Not a lot of people know this about me, but I’m secretly a hopeless romantic.
This romanticism is carefully hidden away and packaged under layers of pragmatism. I like things and people to be direct and am often confused by people who don’t just say what they mean. I am infuriated by media romances (TV, film, novels) in which the principles can’t seem to get their shit together enough to just say, “Hey, I like you. Do you like me?” and instead spend their time hopelessly mooning over someone who doesn’t know they exist. What’s wrong with them that they can’t just march up to the object of their affection and say something?
There is this notion (driven by those media romances) that romance happens without verbal communication. They will look up from their respective books in a coffee shop, their eyes will meet, they will realize that they are both reading the same edition of the Critique of Pure Reason, and then they’ll drop their half-caf-soy-lattes (hers with a shot of almond syrup) in the rush to fling themselves into one another’s arms.
This is ridiculous.
And yet, I still love romance novels and romantic comedies (the romantic tragedies usually involve someone doing something stupid for “love” when what they mean is “gross obsession”) when I can find the ones that aren’t utterly insipid. The trappings of romance are ridiculous. Love never is.*
Most of all, though, I love stories of romance between real people.
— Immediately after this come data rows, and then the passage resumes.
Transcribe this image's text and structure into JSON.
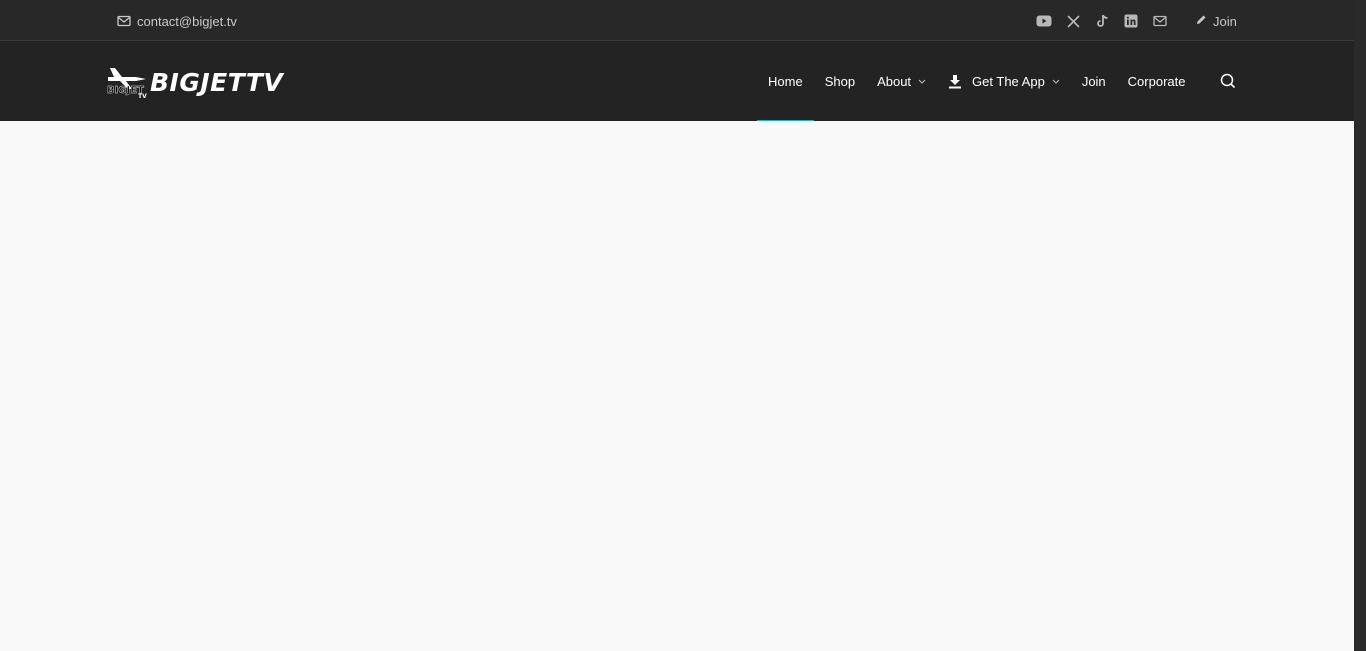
{
  "topbar": {
    "email": "contact@bigjet.tv",
    "join_label": "Join",
    "social_icons": [
      "youtube-icon",
      "x-icon",
      "tiktok-icon",
      "linkedin-icon",
      "mail-icon"
    ]
  },
  "brand": {
    "logo_text": "BIGJETTV",
    "logo_small_text": "BIGJET",
    "logo_small_sub": "TV"
  },
  "nav": {
    "items": [
      {
        "label": "Home",
        "active": true
      },
      {
        "label": "Shop"
      },
      {
        "label": "About",
        "dropdown": true
      },
      {
        "label": "Get The App",
        "dropdown": true,
        "icon": "download-icon"
      },
      {
        "label": "Join"
      },
      {
        "label": "Corporate"
      }
    ]
  },
  "colors": {
    "topbar_bg": "#282828",
    "navbar_bg": "#232323",
    "accent": "#19b8c9",
    "page_bg": "#f9f9f9"
  }
}
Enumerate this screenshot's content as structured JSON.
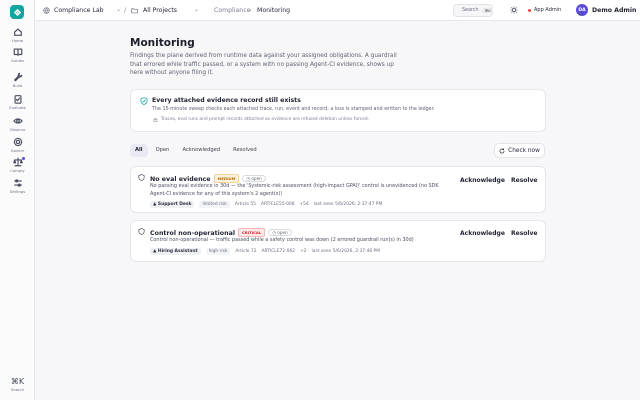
{
  "nav": {
    "items": [
      {
        "label": "Home"
      },
      {
        "label": "Guides"
      },
      {
        "label": "Build"
      },
      {
        "label": "Evaluate"
      },
      {
        "label": "Observe"
      },
      {
        "label": "Govern"
      },
      {
        "label": "Comply"
      },
      {
        "label": "Settings"
      }
    ],
    "search_label": "Search",
    "search_shortcut": "⌘K"
  },
  "topbar": {
    "workspace": "Compliance Lab",
    "project": "All Projects",
    "breadcrumb_parent": "Compliance",
    "breadcrumb_current": "Monitoring",
    "search_label": "Search",
    "search_shortcut": "⌘K",
    "env_label": "App Admin",
    "user_initials": "DA",
    "user_name": "Demo Admin"
  },
  "page": {
    "title": "Monitoring",
    "description": "Findings the plane derived from runtime data against your assigned obligations. A guardrail that errored while traffic passed, or a system with no passing Agent-CI evidence, shows up here without anyone filing it."
  },
  "banner": {
    "title": "Every attached evidence record still exists",
    "subtitle": "The 15-minute sweep checks each attached trace, run, event and record; a loss is stamped and written to the ledger.",
    "note": "Traces, eval runs and prompt records attached as evidence are refused deletion unless forced."
  },
  "tabs": [
    {
      "label": "All",
      "active": true
    },
    {
      "label": "Open",
      "active": false
    },
    {
      "label": "Acknowledged",
      "active": false
    },
    {
      "label": "Resolved",
      "active": false
    }
  ],
  "check_now_label": "Check now",
  "findings": [
    {
      "title": "No eval evidence",
      "severity": "MEDIUM",
      "status": "open",
      "description": "No passing eval evidence in 30d — the 'Systemic-risk assessment (high-impact GPAI)' control is unevidenced (no SDK Agent-CI evidence for any of this system's 2 agent(s))",
      "system": "Support Desk",
      "risk": "limited risk",
      "article": "Article 55",
      "ref": "ARTICLE55-008",
      "extra": "+54",
      "last_seen": "last seen 5/6/2026, 2:37:47 PM",
      "acknowledge_label": "Acknowledge",
      "resolve_label": "Resolve"
    },
    {
      "title": "Control non-operational",
      "severity": "CRITICAL",
      "status": "open",
      "description": "Control non-operational — traffic passed while a safety control was down (2 errored guardrail run(s) in 30d)",
      "system": "Hiring Assistant",
      "risk": "high risk",
      "article": "Article 72",
      "ref": "ARTICLE72-062",
      "extra": "+2",
      "last_seen": "last seen 5/6/2026, 2:37:46 PM",
      "acknowledge_label": "Acknowledge",
      "resolve_label": "Resolve"
    }
  ],
  "colors": {
    "brand": "#14a5a0",
    "accent": "#5b4bd8",
    "medium": "#b26a00",
    "critical": "#c62828",
    "env_dot": "#e5484d"
  }
}
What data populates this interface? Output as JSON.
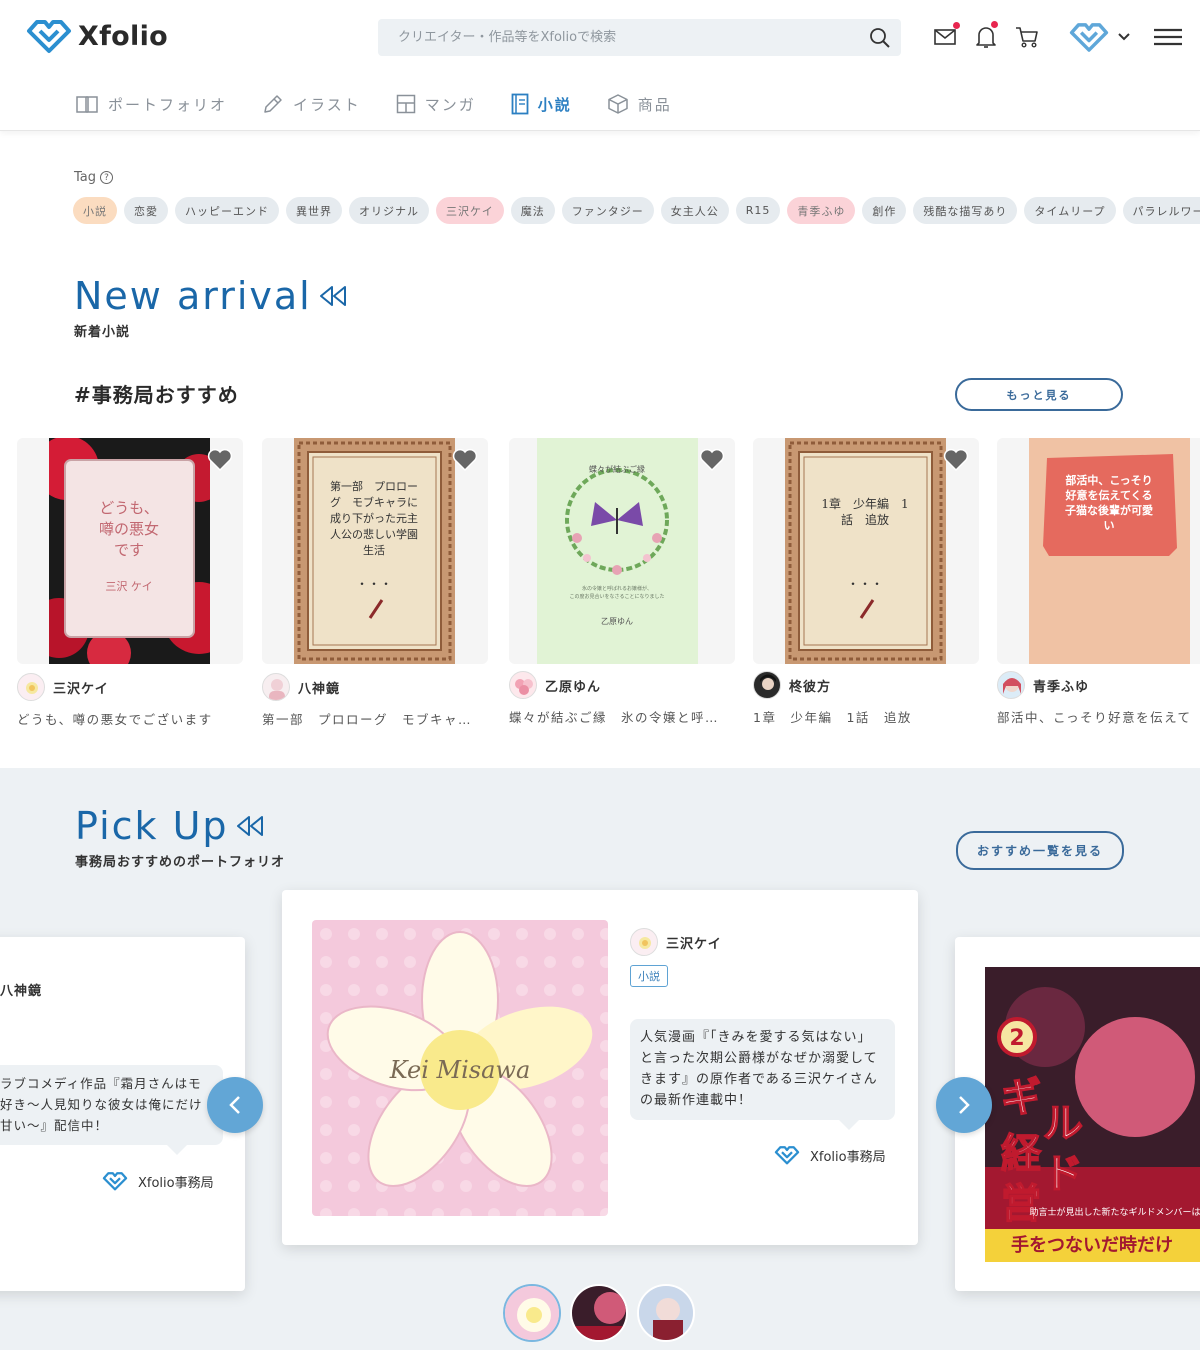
{
  "brand": {
    "name": "Xfolio"
  },
  "search": {
    "placeholder": "クリエイター・作品等をXfolioで検索"
  },
  "header_icons": [
    "mail-icon",
    "bell-icon",
    "cart-icon",
    "xfolio-menu-icon",
    "hamburger-icon"
  ],
  "nav": {
    "items": [
      {
        "label": "ポートフォリオ",
        "icon": "book-open-icon",
        "active": false
      },
      {
        "label": "イラスト",
        "icon": "pen-icon",
        "active": false
      },
      {
        "label": "マンガ",
        "icon": "grid-icon",
        "active": false
      },
      {
        "label": "小説",
        "icon": "book-icon",
        "active": true
      },
      {
        "label": "商品",
        "icon": "box-icon",
        "active": false
      }
    ]
  },
  "tags": {
    "title": "Tag",
    "items": [
      {
        "label": "小説",
        "style": "orange"
      },
      {
        "label": "恋愛",
        "style": "gray"
      },
      {
        "label": "ハッピーエンド",
        "style": "gray"
      },
      {
        "label": "異世界",
        "style": "gray"
      },
      {
        "label": "オリジナル",
        "style": "gray"
      },
      {
        "label": "三沢ケイ",
        "style": "pink"
      },
      {
        "label": "魔法",
        "style": "gray"
      },
      {
        "label": "ファンタジー",
        "style": "gray"
      },
      {
        "label": "女主人公",
        "style": "gray"
      },
      {
        "label": "R15",
        "style": "gray"
      },
      {
        "label": "青季ふゆ",
        "style": "pink"
      },
      {
        "label": "創作",
        "style": "gray"
      },
      {
        "label": "残酷な描写あり",
        "style": "gray"
      },
      {
        "label": "タイムリープ",
        "style": "gray"
      },
      {
        "label": "パラレルワールド",
        "style": "gray"
      }
    ]
  },
  "new_arrival": {
    "title": "New arrival",
    "subtitle": "新着小説",
    "section_label": "#事務局おすすめ",
    "more_label": "もっと見る",
    "cards": [
      {
        "cover_text": "どうも、噂の悪女です",
        "cover_author": "三沢 ケイ",
        "author": "三沢ケイ",
        "desc": "どうも、噂の悪女でございます"
      },
      {
        "cover_text": "第一部 プロローグ モブキャラに成り下がった元主人公の悲しい学園生活",
        "cover_author": "",
        "author": "八神鏡",
        "desc": "第一部　プロローグ　モブキャ…"
      },
      {
        "cover_text": "蝶々が結ぶご縁",
        "cover_sub": "氷の令嬢と呼ばれるお嬢様が、この度お見合いをなさることになりました",
        "cover_author": "乙原ゆん",
        "author": "乙原ゆん",
        "desc": "蝶々が結ぶご縁　氷の令嬢と呼…"
      },
      {
        "cover_text": "1章 少年編 1話 追放",
        "cover_author": "",
        "author": "柊彼方",
        "desc": "1章　少年編　1話　追放"
      },
      {
        "cover_text": "部活中、こっそり好意を伝えてくる子猫な後輩が可愛い",
        "cover_author": "",
        "author": "青季ふゆ",
        "desc": "部活中、こっそり好意を伝えて"
      }
    ]
  },
  "pick_up": {
    "title": "Pick Up",
    "subtitle": "事務局おすすめのポートフォリオ",
    "more_label": "おすすめ一覧を見る",
    "left_card": {
      "author": "八神鏡",
      "bubble": "ラブコメディ作品『霜月さんはモ好き～人見知りな彼女は俺にだけ甘い～』配信中！",
      "bubble_lines": [
        "ラブコメディ作品『霜月さんはモ",
        "好き～人見知りな彼女は俺にだけ",
        "甘い～』配信中！"
      ],
      "office": "Xfolio事務局"
    },
    "center_card": {
      "image_text": "Kei Misawa",
      "author": "三沢ケイ",
      "badge": "小説",
      "bubble": "人気漫画『「きみを愛する気はない」と言った次期公爵様がなぜか溺愛してきます』の原作者である三沢ケイさんの最新作連載中！",
      "bubble_lines": [
        "人気漫画『「きみを愛する気はない」",
        "と言った次期公爵様がなぜか溺愛して",
        "きます』の原作者である三沢ケイさん",
        "の最新作連載中！"
      ],
      "office": "Xfolio事務局"
    },
    "right_card": {
      "cover_text": "ギルド経営",
      "cover_badge": "2",
      "cover_sub": "助言士が見出した新たなギルドメンバーは",
      "cover_bottom": "手をつないだ時だけ"
    }
  },
  "colors": {
    "accent": "#1a67a8",
    "active_nav": "#2b7fc2",
    "nav_btn": "#62a6d6",
    "pick_bg": "#edf1f4"
  }
}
My family doesn’t have a lot of these stories (or if they do, no one ever tells me about them). It’s one of the reasons I’m writing this blog: to tell the story of a romance, one which is silly (because Nate and I are nothing if not a bit silly), sweet, funny, and more than anything, full of love and laughter** both in copious quantities.
Every time I encounter one, it gives me hope for the future, for humanity, and such a spectacular fuzzy feeling inside. This one has been making the rounds of the internet, and I’ve bookmarked it and read it over and over again because it’s both funny and sweet, and it’s worth sharing. Without further ado, I share The Second Date Story.
And if you have a romantic story (or several) to share, do so with abandon. Love is always worth celebrating.
*Except sometimes when it is, and then it’s hysterical.